The victims include children of a closet alcoholic who spends all his or her time drinking instead of cheering on the child at a soccer or football game and misses Parent/Teacher night because, well, drinking comes first.

The victims include the neighbours who worry about their property values and going to the house next door, just feet away from their children. They wake up to arguments during the night, possibly even shootings over a drug deal that went wrong.

The victims include the parents who did their best to raise their children, always being there and never pushing their kids aside, only to be told how horrible they were as parents by an adult kid who uses drugs as an excuse to blame the world for his or her problems.

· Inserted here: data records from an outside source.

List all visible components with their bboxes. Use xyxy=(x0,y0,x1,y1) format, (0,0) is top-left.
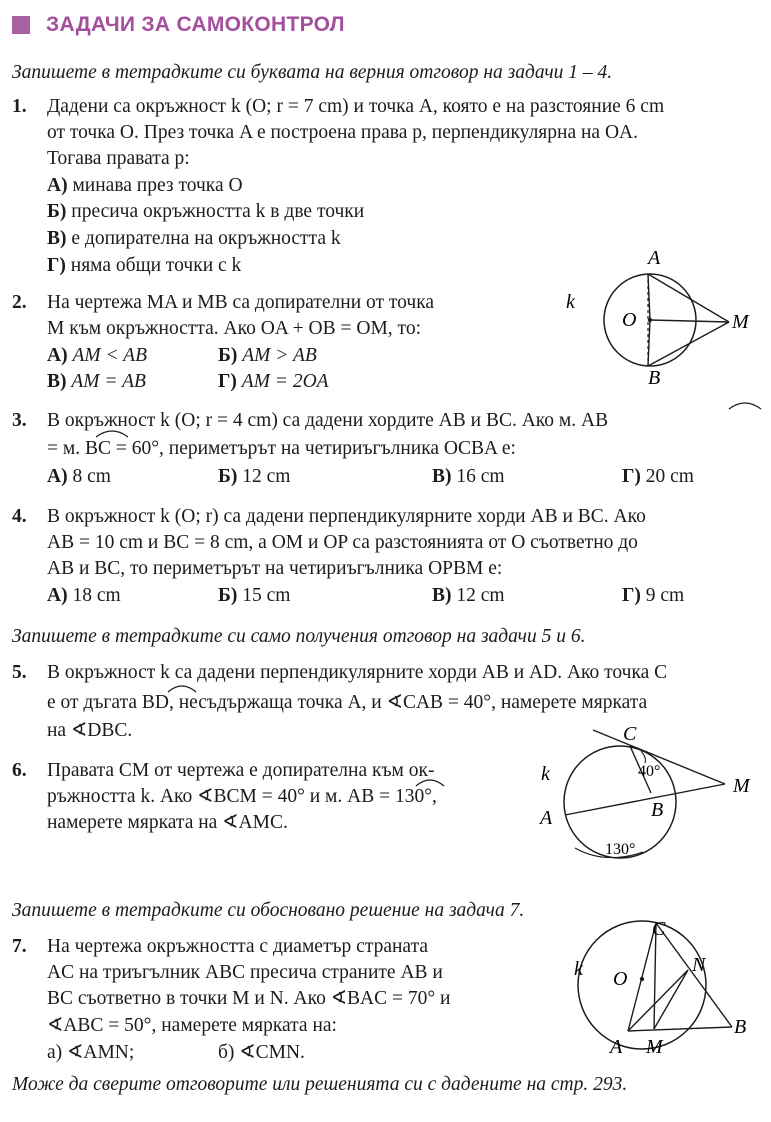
problem-2-option-d: Г) AM = 2OA xyxy=(218,371,329,392)
fig6-label-arc: 130° xyxy=(605,841,636,858)
instruction-2: Запишете в тетрадките си само получения отговор на задачи 5 и 6. xyxy=(12,626,586,647)
problem-3-option-c: В) 16 cm xyxy=(432,466,505,487)
fig2-label-o: O xyxy=(622,309,637,331)
arc-mark-bd-icon xyxy=(166,682,198,694)
fig7-label-k: k xyxy=(574,958,583,980)
fig6-label-angle: 40° xyxy=(638,763,661,780)
problem-3-option-b: Б) 12 cm xyxy=(218,466,291,487)
problem-3-option-a: А) 8 cm xyxy=(47,466,111,487)
problem-1-option-c: В) е допирателна на окръжността k xyxy=(47,228,341,249)
problem-1-line-2: от точка O. През точка A е построена права p, перпендикулярна на OA. xyxy=(47,122,638,143)
fig6-label-m: M xyxy=(733,775,750,797)
problem-1-option-a: А) минава през точка O xyxy=(47,175,243,196)
problem-5-line-3: на ∢DBC. xyxy=(47,720,133,741)
problem-7-part-a: а) ∢AMN; xyxy=(47,1042,135,1063)
arc-mark-ab-6-icon xyxy=(414,776,446,788)
fig2-label-k: k xyxy=(566,291,575,313)
fig2-label-m: M xyxy=(732,311,749,333)
footer-note: Може да сверите отговорите или решенията си с дадените на стр. 293. xyxy=(12,1074,628,1095)
instruction-3: Запишете в тетрадките си обосновано решение на задача 7. xyxy=(12,900,525,921)
figure-problem-7 xyxy=(568,915,768,1065)
problem-4-line-2: AB = 10 cm и BC = 8 cm, а OM и OP са разстоянията от O съответно до xyxy=(47,532,638,553)
fig7-label-c: C xyxy=(652,918,666,940)
instruction-1: Запишете в тетрадките си буквата на верния отговор на задачи 1 – 4. xyxy=(12,62,613,83)
problem-4-line-1: В окръжност k (O; r) са дадени перпендикулярните хорди AB и BC. Ако xyxy=(47,506,646,527)
fig6-label-c: C xyxy=(623,723,637,745)
fig7-label-n: N xyxy=(692,954,706,976)
problem-1-line-3: Тогава правата p: xyxy=(47,148,190,169)
header-square-icon xyxy=(12,16,30,34)
problem-6-line-3: намерете мярката на ∢AMC. xyxy=(47,812,288,833)
problem-2-option-c: В) AM = AB xyxy=(47,371,146,392)
problem-6-number: 6. xyxy=(12,760,27,781)
arc-mark-ab-icon xyxy=(727,399,763,411)
problem-1-option-b: Б) пресича окръжността k в две точки xyxy=(47,201,365,222)
problem-4-number: 4. xyxy=(12,506,27,527)
problem-6-line-2: ръжността k. Ако ∢BCM = 40° и м. AB = 130°, xyxy=(47,786,437,807)
problem-2-line-1: На чертежа MA и MB са допирателни от точка xyxy=(47,292,435,313)
figure-problem-2 xyxy=(560,242,770,392)
fig6-label-b: B xyxy=(651,799,664,821)
page-title: ЗАДАЧИ ЗА САМОКОНТРОЛ xyxy=(46,13,345,36)
problem-1-number: 1. xyxy=(12,96,27,117)
problem-2-line-2: M към окръжността. Ако OA + OB = OM, то: xyxy=(47,318,421,339)
arc-mark-bc-icon xyxy=(94,427,130,439)
problem-1-option-d: Г) няма общи точки с k xyxy=(47,255,242,276)
problem-7-line-1: На чертежа окръжността с диаметър страната xyxy=(47,936,429,957)
problem-4-option-a: А) 18 cm xyxy=(47,585,121,606)
problem-6-line-1: Правата CM от чертежа е допирателна към ок- xyxy=(47,760,435,781)
problem-4-option-d: Г) 9 cm xyxy=(622,585,685,606)
problem-2-option-b: Б) AM > AB xyxy=(218,345,317,366)
problem-7-line-2: AC на триъгълник ABC пресича страните AB и xyxy=(47,962,443,983)
problem-5-line-1: В окръжност k са дадени перпендикулярните хорди AB и AD. Ако точка C xyxy=(47,662,668,683)
fig6-label-k: k xyxy=(541,763,550,785)
fig2-label-b: B xyxy=(648,367,661,389)
fig7-label-m: M xyxy=(646,1036,663,1058)
problem-7-part-b: б) ∢CMN. xyxy=(218,1042,305,1063)
problem-7-line-4: ∢ABC = 50°, намерете мярката на: xyxy=(47,1015,337,1036)
problem-3-line-1: В окръжност k (O; r = 4 cm) са дадени хордите AB и BC. Ако м. AB xyxy=(47,410,609,431)
figure-problem-6 xyxy=(535,720,767,870)
problem-2-number: 2. xyxy=(12,292,27,313)
problem-4-line-3: AB и BC, то периметърът на четириъгълника OPBM е: xyxy=(47,558,503,579)
fig7-label-b: B xyxy=(734,1016,747,1038)
fig6-label-a: A xyxy=(540,807,553,829)
problem-3-number: 3. xyxy=(12,410,27,431)
fig7-label-o: O xyxy=(613,968,628,990)
problem-4-option-b: Б) 15 cm xyxy=(218,585,291,606)
problem-2-option-a: А) AM < AB xyxy=(47,345,147,366)
problem-4-option-c: В) 12 cm xyxy=(432,585,505,606)
problem-7-number: 7. xyxy=(12,936,27,957)
problem-7-line-3: BC съответно в точки M и N. Ако ∢BAC = 70° и xyxy=(47,988,451,1009)
fig2-label-a: A xyxy=(648,247,661,269)
problem-5-number: 5. xyxy=(12,662,27,683)
fig7-label-a: A xyxy=(610,1036,623,1058)
problem-3-option-d: Г) 20 cm xyxy=(622,466,694,487)
problem-5-line-2: е от дъгата BD, несъдържаща точка A, и ∢CAB = 40°, намерете мярката xyxy=(47,692,648,713)
problem-3-line-2: = м. BC = 60°, периметърът на четириъгълника OCBA е: xyxy=(47,438,516,459)
problem-1-line-1-text: Дадени са окръжност k (O; r = 7 cm) и точка A, която е на разстояние 6 cm xyxy=(47,94,757,119)
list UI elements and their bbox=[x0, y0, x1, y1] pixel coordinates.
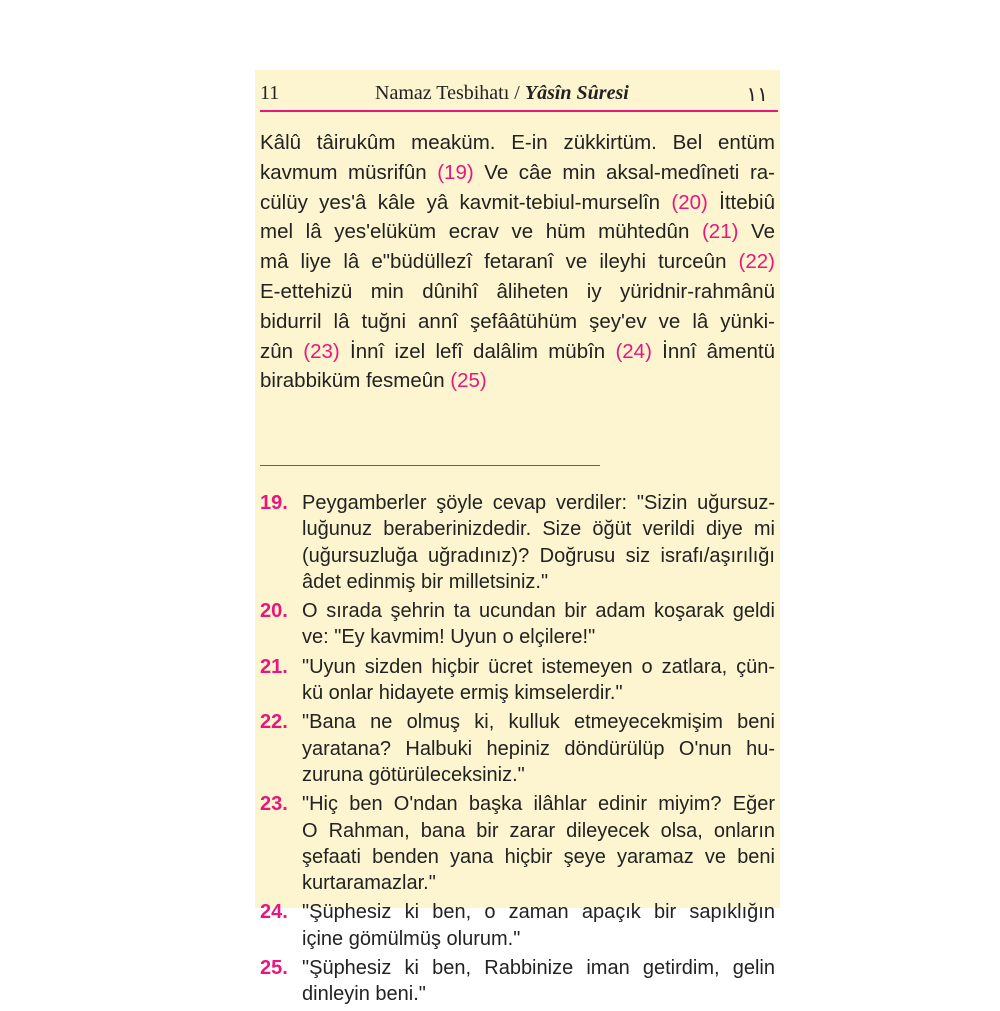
footnote-number: 21. bbox=[260, 655, 288, 678]
footnote-line: "Şüphesiz ki ben, Rabbinize iman getirdim, gelin bbox=[302, 957, 775, 980]
transliteration-line: zûn (23) İnnî izel lefî dalâlim mübîn (24) İnnî âmentü bbox=[260, 339, 775, 363]
translation-notes bbox=[260, 490, 775, 1011]
verse-number: (21) bbox=[701, 220, 739, 244]
transliteration-line: birabbiküm fesmeûn (25) bbox=[260, 369, 487, 393]
verse-number: (20) bbox=[671, 190, 708, 214]
footnote-number: 19. bbox=[260, 492, 288, 514]
verse-number: (22) bbox=[738, 250, 775, 274]
footnote-line: ve: "Ey kavmim! Uyun o elçilere!" bbox=[302, 626, 596, 649]
footnote-line: dinleyin beni." bbox=[302, 983, 426, 1006]
footnote-line: "Uyun sizden hiçbir ücret istemeyen o zatlara, çün- bbox=[302, 655, 775, 678]
transliteration-line: kavmum müsrifûn (19) Ve câe min aksal-medîneti ra- bbox=[260, 160, 775, 184]
transliteration-line: E-ettehizü min dûnihî âliheten iy yüridnir-rahmânü bbox=[260, 279, 775, 303]
footnote-item bbox=[260, 791, 775, 896]
transliteration-line: cülüy yes'â kâle yâ kavmit-tebiul-murselîn (20) İttebiû bbox=[260, 190, 775, 214]
book-page bbox=[255, 70, 780, 1006]
footnote-line: "Hiç ben O'ndan başka ilâhlar edinir miyim? Eğer bbox=[302, 793, 775, 816]
footnote-line: luğunuz beraberinizdedir. Size öğüt verildi diye mi bbox=[302, 518, 775, 541]
footnote-item bbox=[260, 490, 775, 595]
transliteration-line: mel lâ yes'elüküm ecrav ve hüm mühtedûn (21) Ve bbox=[260, 220, 775, 244]
footnote-number: 24. bbox=[260, 901, 288, 924]
footnote-line: kurtaramazlar." bbox=[302, 872, 436, 895]
transliteration-line: bidurril lâ tuğni annî şefââtühüm şey'ev ve lâ yünki- bbox=[260, 309, 775, 333]
footnote-item bbox=[260, 654, 775, 707]
footnote-line: Peygamberler şöyle cevap verdiler: "Sizin uğursuz- bbox=[302, 492, 775, 514]
footnote-line: O Rahman, bana bir zarar dileyecek olsa, onların bbox=[302, 819, 775, 842]
page-number: 11 bbox=[260, 82, 280, 104]
verse-number: (19) bbox=[437, 160, 474, 184]
footnote-number: 22. bbox=[260, 711, 288, 734]
footnote-line: "Bana ne olmuş ki, kulluk etmeyecekmişim beni bbox=[302, 711, 775, 734]
verse-number: (23) bbox=[303, 339, 340, 363]
footnote-line: zuruna götürüleceksiniz." bbox=[302, 763, 525, 786]
verse-number: (24) bbox=[615, 339, 652, 363]
running-title bbox=[375, 82, 629, 105]
footnote-line: (uğursuzluğa uğradınız)? Doğrusu siz israfı/aşırılığı bbox=[302, 544, 775, 567]
footnote-line: yaratana? Halbuki hepiniz döndürülüp O'nun hu- bbox=[302, 737, 775, 760]
footnote-line: "Şüphesiz ki ben, o zaman apaçık bir sapıklığın bbox=[302, 901, 775, 924]
transliteration-line: Kâlû tâirukûm meaküm. E-in zükkirtüm. Bel entüm bbox=[260, 131, 775, 154]
footnote-number: 25. bbox=[260, 957, 288, 980]
footnote-line: içine gömülmüş olurum." bbox=[302, 927, 521, 950]
footnote-item bbox=[260, 899, 775, 952]
verse-number: (25) bbox=[450, 369, 487, 393]
footnote-item bbox=[260, 709, 775, 788]
transliteration-block bbox=[260, 128, 775, 396]
arabic-page-number: ١١ bbox=[746, 84, 768, 106]
book-title: Namaz Tesbihatı / bbox=[375, 82, 525, 104]
surah-title: Yâsîn Sûresi bbox=[524, 82, 629, 104]
page-header bbox=[260, 82, 778, 112]
footnote-line: âdet edinmiş bir milletsiniz." bbox=[302, 570, 549, 593]
footnote-number: 20. bbox=[260, 600, 288, 623]
footnote-line: kü onlar hidayete ermiş kimselerdir." bbox=[302, 682, 623, 705]
footnote-line: şefaati benden yana hiçbir şeye yaramaz ve beni bbox=[302, 845, 775, 868]
transliteration-line: mâ liye lâ e"büdüllezî fetaranî ve ileyhi turceûn (22) bbox=[260, 250, 775, 274]
footnote-number: 23. bbox=[260, 793, 288, 816]
footnote-item bbox=[260, 598, 775, 651]
section-divider bbox=[260, 465, 600, 466]
footnote-line: O sırada şehrin ta ucundan bir adam koşarak geldi bbox=[302, 600, 775, 623]
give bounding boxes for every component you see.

The victims include the students walking the halls of a school, or the people going to their jobs to make a living for their families, while someone reeking of alcoholic courage or doped up on prescription meds or illicit drugs decides to take out a large group of people, because of some paranoid notion that everyone is out to get him.

The victims include a family coming back from the movies or high schoolers returning from an out of town game and being hit head-on by a drunk driver who walked away unscratched—someone who might be a wonderful person except for their addiction.

The victims are all around us. They want to live free of fear. They don’t want drug offenders to hurt. They want them clean. Living a healthy, honest and drug-free life can make the world a better place for all of us. We owe it to the victims. We owe it to ourselves.